Registration for Driver Z (pronounced “driver-zed) — a mix of online, virtual and in-vehicle learning — was previously done on a first-come, first-served basis. All courses for the upcoming term opened on one day, which could create early morning lineups at insurance brokers’ offices and MPI service centres, the public insurer said in a news release Monday. Customers will now be invited to sign up during a multi-day registration window.
“This new approach to registration aims to take the stress off parents and students who were having to rush to try and get a spot on the same day as every other eligible customer in the province,” Dana Frazer, vice-president and chief operations officer at MPI, said in the release.
“We recognize that getting a driver’s licence is a rite of passage for young people, and it can also lift heavy burdens off families when an additional driver is added to the mix. We want to make Driver Z registration less intense and help our customers gain access to this valuable program in an organized, user-friendly way.”
The change will be in place for courses in the spring, and students will be assigned a multi-day registration window in January. Students who want to take Driver Z in the spring must sign up as a new MPI customer and pay for the program by Jan. 3. Emails will be sent from Jan. 4-24 notifying customers of their registration window.
Registration windows will be assigned based on the age of the student, with older students placed in the earlier windows, MPI said. General registration will be offered after the registration windows close.
Driving instructor and former MPI examiner Alexander Shannon described the prior sign-up system as a “nightmare” for young people looking to learn to drive.

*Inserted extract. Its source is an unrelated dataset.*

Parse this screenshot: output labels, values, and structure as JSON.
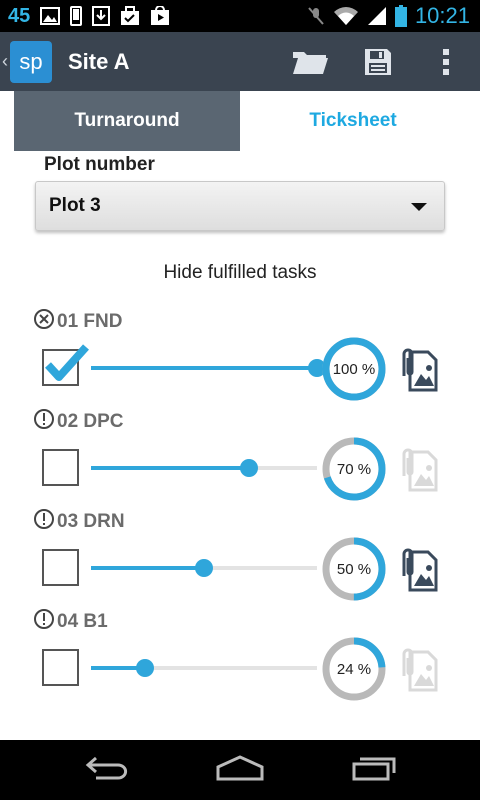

Shannon, who owns Diamond Lane Driving Academy, said he’s taught more students who haven’t been able to secure a spot in MPI’s driving course and have had to pay for private lessons as a result.
“I’ve seen a lot of people… that have kind of missed the boat because they didn’t get to do that Driver Z experience, and it’s been costing them way more money, because they have to start from scratch at the driving school, rather than getting the 10 free hours of driving with MPI,” he said.
He’s hopeful the new system will get more people into MPI’s lessons.
“A lot of people just wouldn’t sign up at the end of the day because of the wait times… it is absolutely great for the students,” he said.
MPI expects more than 2,700 spots will be available in the spring term, compared to 2,300 seats in last year’s spring term.